Recently, the Energy Commission has announced there will be no increase in the electricity tariff rate for households in Peninsular Malaysia until late December 2024. However, this is not the case for businesses in Malaysia.
In response to the rising electricity rates for commercial and industrial users, the Small and Medium Enterprises Association of Malaysia (Samenta) said businesses may be forced to pass on some of the increase in operational costs to consumers, just like Tenaga Nasional Bhd (TNB) is doing.

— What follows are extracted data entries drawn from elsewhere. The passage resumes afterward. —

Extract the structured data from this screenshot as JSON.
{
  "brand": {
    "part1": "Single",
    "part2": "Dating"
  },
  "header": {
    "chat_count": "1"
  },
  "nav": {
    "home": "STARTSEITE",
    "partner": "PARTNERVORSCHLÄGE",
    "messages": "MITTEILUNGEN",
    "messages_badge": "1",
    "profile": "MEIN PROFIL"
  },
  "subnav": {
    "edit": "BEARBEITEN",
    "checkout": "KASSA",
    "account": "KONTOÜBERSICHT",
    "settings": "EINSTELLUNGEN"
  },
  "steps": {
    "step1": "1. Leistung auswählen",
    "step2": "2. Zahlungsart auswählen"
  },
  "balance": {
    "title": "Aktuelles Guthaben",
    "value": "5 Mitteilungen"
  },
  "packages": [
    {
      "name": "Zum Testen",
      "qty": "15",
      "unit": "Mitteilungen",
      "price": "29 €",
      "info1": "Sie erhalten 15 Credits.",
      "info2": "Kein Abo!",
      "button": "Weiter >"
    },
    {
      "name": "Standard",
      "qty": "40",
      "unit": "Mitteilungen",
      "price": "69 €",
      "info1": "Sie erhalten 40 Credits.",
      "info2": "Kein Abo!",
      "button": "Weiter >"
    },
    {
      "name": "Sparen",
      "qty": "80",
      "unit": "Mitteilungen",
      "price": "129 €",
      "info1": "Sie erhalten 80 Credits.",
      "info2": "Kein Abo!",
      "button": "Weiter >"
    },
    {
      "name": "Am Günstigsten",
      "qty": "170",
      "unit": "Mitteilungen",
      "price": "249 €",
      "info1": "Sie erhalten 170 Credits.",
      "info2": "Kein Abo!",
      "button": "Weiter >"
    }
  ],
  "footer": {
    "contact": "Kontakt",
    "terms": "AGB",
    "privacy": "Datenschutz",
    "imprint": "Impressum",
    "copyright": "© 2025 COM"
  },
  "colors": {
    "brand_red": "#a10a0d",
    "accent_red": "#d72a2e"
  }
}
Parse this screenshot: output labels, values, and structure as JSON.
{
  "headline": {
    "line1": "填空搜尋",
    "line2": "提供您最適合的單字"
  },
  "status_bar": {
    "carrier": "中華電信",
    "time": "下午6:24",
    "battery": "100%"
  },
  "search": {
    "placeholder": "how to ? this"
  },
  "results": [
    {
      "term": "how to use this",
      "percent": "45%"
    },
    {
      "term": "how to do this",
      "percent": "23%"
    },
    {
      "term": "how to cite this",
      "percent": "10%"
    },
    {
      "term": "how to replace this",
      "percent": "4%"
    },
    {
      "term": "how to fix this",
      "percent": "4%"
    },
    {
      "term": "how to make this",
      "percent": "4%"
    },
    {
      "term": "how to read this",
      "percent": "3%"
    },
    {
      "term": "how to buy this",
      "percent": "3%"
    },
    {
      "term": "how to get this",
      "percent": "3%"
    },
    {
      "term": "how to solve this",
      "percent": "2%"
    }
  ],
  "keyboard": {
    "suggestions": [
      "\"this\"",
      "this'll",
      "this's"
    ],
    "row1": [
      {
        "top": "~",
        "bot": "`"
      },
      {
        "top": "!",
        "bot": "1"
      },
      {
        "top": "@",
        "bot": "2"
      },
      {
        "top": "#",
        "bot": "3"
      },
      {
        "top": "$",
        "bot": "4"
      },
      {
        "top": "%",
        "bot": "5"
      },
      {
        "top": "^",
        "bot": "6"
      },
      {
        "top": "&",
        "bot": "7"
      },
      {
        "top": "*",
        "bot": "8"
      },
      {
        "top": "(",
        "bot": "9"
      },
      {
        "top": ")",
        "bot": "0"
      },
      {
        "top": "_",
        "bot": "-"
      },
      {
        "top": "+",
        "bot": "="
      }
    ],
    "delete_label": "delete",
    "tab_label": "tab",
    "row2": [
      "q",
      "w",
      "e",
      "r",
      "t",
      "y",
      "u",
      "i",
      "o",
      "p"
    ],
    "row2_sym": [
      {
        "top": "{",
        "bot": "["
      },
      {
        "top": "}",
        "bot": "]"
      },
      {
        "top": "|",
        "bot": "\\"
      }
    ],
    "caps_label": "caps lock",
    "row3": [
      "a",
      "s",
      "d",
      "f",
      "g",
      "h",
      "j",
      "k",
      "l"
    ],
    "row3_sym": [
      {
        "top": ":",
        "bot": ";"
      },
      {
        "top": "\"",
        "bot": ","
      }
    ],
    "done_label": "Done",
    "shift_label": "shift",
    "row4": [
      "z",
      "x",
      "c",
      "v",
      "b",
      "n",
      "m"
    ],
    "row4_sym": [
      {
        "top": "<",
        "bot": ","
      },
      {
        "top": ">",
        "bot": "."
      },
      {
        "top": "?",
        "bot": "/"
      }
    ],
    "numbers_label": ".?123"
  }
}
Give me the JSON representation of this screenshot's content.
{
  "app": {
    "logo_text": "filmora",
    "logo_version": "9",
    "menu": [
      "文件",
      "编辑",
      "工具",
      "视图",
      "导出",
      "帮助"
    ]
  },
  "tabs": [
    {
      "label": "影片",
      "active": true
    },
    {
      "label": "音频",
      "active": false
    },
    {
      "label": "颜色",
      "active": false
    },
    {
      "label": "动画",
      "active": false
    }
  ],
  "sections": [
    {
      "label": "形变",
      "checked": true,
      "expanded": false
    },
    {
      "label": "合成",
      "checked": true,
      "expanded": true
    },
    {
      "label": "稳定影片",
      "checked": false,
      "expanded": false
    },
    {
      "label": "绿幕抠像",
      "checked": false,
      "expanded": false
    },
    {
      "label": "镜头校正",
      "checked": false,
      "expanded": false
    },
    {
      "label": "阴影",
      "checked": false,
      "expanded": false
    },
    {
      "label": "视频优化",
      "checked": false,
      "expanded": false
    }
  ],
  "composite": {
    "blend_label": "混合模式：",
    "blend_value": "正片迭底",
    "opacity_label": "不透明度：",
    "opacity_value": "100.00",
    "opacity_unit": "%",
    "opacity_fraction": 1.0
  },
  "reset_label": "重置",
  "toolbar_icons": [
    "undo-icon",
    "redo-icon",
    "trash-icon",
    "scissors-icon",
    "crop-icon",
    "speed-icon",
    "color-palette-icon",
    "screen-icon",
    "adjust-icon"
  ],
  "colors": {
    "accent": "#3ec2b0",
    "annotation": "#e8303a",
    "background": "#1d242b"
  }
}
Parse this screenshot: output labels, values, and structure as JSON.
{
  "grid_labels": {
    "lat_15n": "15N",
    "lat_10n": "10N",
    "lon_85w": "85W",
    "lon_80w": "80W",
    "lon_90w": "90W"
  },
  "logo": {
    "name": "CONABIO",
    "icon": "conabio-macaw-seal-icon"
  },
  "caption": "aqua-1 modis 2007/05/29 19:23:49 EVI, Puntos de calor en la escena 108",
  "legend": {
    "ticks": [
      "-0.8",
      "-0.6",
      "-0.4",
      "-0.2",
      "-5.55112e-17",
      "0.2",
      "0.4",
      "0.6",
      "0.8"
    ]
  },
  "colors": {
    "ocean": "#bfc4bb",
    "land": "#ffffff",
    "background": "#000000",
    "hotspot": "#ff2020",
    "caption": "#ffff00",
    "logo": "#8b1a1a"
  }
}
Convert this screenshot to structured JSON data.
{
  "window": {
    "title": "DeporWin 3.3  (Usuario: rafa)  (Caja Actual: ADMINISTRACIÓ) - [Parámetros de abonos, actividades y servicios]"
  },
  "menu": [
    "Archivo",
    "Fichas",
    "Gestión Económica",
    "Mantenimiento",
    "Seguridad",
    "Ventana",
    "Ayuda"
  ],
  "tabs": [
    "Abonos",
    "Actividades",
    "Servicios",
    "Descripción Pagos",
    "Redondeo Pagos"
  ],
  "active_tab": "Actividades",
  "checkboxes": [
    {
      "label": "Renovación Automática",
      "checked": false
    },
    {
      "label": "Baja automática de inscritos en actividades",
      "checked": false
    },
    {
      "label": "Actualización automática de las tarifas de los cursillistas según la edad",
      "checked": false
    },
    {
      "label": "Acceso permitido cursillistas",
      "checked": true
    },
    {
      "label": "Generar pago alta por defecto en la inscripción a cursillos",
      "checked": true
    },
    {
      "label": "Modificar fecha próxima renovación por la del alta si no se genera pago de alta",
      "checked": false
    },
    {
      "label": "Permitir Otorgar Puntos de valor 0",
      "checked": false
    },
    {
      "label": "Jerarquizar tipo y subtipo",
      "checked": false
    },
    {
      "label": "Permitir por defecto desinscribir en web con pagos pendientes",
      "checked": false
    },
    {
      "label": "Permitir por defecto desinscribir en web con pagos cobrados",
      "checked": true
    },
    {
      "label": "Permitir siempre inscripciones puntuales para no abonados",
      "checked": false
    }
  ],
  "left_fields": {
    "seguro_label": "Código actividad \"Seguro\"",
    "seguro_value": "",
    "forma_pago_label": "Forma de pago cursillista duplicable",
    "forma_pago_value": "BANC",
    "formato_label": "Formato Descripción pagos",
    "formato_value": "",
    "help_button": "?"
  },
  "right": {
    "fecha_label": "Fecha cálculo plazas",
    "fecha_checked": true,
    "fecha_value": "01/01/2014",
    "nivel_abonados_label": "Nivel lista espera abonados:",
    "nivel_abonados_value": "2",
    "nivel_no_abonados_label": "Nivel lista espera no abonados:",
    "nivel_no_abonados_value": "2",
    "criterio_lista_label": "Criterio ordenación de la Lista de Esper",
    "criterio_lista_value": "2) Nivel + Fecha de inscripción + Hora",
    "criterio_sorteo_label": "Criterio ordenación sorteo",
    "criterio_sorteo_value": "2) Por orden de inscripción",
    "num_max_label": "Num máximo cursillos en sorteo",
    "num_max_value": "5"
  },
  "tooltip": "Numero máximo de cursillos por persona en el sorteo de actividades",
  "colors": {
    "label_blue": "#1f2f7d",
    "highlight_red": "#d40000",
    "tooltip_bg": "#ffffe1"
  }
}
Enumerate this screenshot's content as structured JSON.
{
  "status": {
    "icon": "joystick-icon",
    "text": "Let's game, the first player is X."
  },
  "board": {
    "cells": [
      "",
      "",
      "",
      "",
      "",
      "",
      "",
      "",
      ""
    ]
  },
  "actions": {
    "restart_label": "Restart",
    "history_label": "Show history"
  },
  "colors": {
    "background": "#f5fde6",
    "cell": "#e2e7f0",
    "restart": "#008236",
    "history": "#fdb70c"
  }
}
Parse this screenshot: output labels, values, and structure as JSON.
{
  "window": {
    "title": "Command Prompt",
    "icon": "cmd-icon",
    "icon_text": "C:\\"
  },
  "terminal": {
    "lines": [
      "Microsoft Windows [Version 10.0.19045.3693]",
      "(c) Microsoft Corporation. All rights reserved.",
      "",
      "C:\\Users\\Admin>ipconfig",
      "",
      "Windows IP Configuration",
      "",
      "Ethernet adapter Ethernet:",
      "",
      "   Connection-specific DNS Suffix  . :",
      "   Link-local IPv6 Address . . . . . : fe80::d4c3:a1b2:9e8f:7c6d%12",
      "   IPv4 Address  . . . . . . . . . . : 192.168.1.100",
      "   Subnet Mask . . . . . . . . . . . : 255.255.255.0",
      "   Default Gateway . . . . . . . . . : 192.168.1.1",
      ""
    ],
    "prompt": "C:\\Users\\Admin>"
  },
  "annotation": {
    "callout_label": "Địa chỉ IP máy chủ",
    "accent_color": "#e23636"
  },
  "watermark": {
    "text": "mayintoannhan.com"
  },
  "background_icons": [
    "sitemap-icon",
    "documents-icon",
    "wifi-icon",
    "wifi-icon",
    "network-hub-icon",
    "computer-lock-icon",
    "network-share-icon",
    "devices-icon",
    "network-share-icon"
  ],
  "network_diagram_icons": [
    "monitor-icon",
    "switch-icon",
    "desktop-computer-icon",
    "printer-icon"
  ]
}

Samenta president William Ng said small and medium enterprises (SMEs) were already struggling after being hit by the Covid-19 pandemic, and the 11-18.4% hike in electricity rates from next month will surely hamper their recovery.
William also revealed that for most SMEs, especially those in the manufacturing sector, electricity is the second or third largest cost factor, behind raw materials and labour costs.
“A hike of up to 18.4% in utility bills could mean a reduction of between 20% and 40% in their profits.”
“This can even mean a difference between making and losing money,” he said, reported FMT.
In addition, the group also questioned the government why Tenaga Nasional Berhad (TNB) is increasing the price of electricity this year when it reported profits last year.
“While we can understand the need for periodic adjustments in prices, we cannot accept the quantum or the timing of it, especially since TNB reported a 9.6% and 4.6% jump in revenue and earnings respectively for the nine months ending 30 September 2021.”
“TNB’s CEO, Datuk Baharin Din was quoted as saying that demand is expected to improve in the coming months and into next year (2022) as more economic activities open for business.”
“As such by TNB’s own admission, the national utility company will be doing better in coming months, and there are no reasons for the steep hike, especially since it is aspiring to cut down its reliance on coal in its portfolio from 45% in 2021 to 10% by 2035,” William said.
With this, he said it is impossible for businesses to not increase prices and pass on some of the costs to consumers.